The Risks and Challenges
The most significant risk with this strategy is the same as with any property investment – what if you can’t find tenants?
Then you’re stuck repaying the mortgage from your pocket and may struggle to make those payments.
Ironically, taking on more mortgages for more property can help to protect you from this risk. The more properties you own, the less of your eggs are in a single basket.
If one property lies vacant for a while, then that’s less of a problem if it’s one out of a dozen rather than one out of two. You can use profits from the others to cover the costs.
One challenge might be convincing lenders to give you a mortgage.
What if the bank is playing safe and you can’t get the mortgage, or you don’t have a deposit to go with it?
This was a big problem a decade ago, following the financial crash. Banks pulled back from mortgages of 80-85% loan to value of a property, tightening all our belts.
But things have improved since then. In the right circumstances, you can get a 75% loan to value, and the market is improving.
If you get stuck, then it may be worth seeking out private finance.
Local property investor meetups can be a great source of funds as long as you’re careful about who you’re borrowing the money from and make sure that there’s a well-written contract around it.
Use this to buy the property, make improvements, get tenants in, and then use the improved value to obtain a re-mortgage and pay the investor back. All while avoiding capital gains.
A Path to Growth
Re-mortgaging isn’t just the easiest way to avoid capital gains tax. It’s also a way of maximising your financial growth.
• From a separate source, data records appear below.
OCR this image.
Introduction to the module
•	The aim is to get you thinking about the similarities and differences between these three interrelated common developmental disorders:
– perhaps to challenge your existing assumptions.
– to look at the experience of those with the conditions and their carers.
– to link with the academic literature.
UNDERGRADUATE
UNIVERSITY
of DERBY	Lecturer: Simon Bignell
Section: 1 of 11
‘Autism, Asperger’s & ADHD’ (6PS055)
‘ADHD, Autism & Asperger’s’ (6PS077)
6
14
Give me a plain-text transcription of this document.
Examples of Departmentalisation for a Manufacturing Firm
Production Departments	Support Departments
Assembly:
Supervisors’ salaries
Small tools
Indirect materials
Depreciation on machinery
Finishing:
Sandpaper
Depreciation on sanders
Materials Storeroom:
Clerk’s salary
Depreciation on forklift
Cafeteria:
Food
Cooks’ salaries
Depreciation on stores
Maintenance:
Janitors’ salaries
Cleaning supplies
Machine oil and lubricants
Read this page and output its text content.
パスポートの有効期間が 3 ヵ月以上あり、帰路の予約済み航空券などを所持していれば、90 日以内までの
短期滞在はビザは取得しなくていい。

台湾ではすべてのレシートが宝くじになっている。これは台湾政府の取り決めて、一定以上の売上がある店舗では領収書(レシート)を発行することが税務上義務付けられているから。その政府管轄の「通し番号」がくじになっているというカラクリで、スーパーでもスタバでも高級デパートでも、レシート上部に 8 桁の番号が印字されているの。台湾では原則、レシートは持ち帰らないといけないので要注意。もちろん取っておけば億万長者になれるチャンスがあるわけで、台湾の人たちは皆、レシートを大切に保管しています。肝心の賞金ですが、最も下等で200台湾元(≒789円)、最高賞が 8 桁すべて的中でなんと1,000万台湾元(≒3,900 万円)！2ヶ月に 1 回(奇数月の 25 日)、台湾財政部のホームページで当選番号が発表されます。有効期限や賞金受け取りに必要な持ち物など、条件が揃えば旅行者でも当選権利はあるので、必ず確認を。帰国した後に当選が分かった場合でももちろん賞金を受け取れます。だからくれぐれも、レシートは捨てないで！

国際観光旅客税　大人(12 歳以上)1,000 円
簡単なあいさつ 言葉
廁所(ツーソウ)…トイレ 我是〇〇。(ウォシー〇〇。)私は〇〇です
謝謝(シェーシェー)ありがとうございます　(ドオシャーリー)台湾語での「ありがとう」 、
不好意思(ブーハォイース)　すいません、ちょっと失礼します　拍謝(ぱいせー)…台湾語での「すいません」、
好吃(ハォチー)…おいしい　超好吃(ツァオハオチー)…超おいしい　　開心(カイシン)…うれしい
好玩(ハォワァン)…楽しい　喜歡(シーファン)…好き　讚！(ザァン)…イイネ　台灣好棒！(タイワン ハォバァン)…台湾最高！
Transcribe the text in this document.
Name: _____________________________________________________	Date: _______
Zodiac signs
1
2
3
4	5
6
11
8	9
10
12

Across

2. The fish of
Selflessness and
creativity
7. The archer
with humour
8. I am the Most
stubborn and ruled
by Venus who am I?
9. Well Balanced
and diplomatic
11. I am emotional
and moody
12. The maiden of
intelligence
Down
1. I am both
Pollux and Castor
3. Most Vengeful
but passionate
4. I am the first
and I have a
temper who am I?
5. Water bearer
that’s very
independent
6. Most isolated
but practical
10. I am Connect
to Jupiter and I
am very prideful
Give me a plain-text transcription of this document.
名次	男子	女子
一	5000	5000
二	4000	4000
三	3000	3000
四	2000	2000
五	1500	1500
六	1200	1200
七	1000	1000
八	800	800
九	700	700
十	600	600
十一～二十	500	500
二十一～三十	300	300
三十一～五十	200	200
Because you’re not selling one property to buy the next, your portfolio keeps growing. And you reduce capital gains tax.
As long as you manage the properties properly, you should be able to keep them tenanted, covering those mortgage costs and adding to your income while you accumulate value in those properties.
In the end, there will be taxes. When you pass away, your properties will be subject to inheritance tax. But that would be true however you’d acquired them.
It’s just that this way this won’t be salt in the capital gains wound.
With higher growth and lower taxes, re-mortgaging increases your property profits both coming and going. If you can do it, then it’s hard to see a reason not to.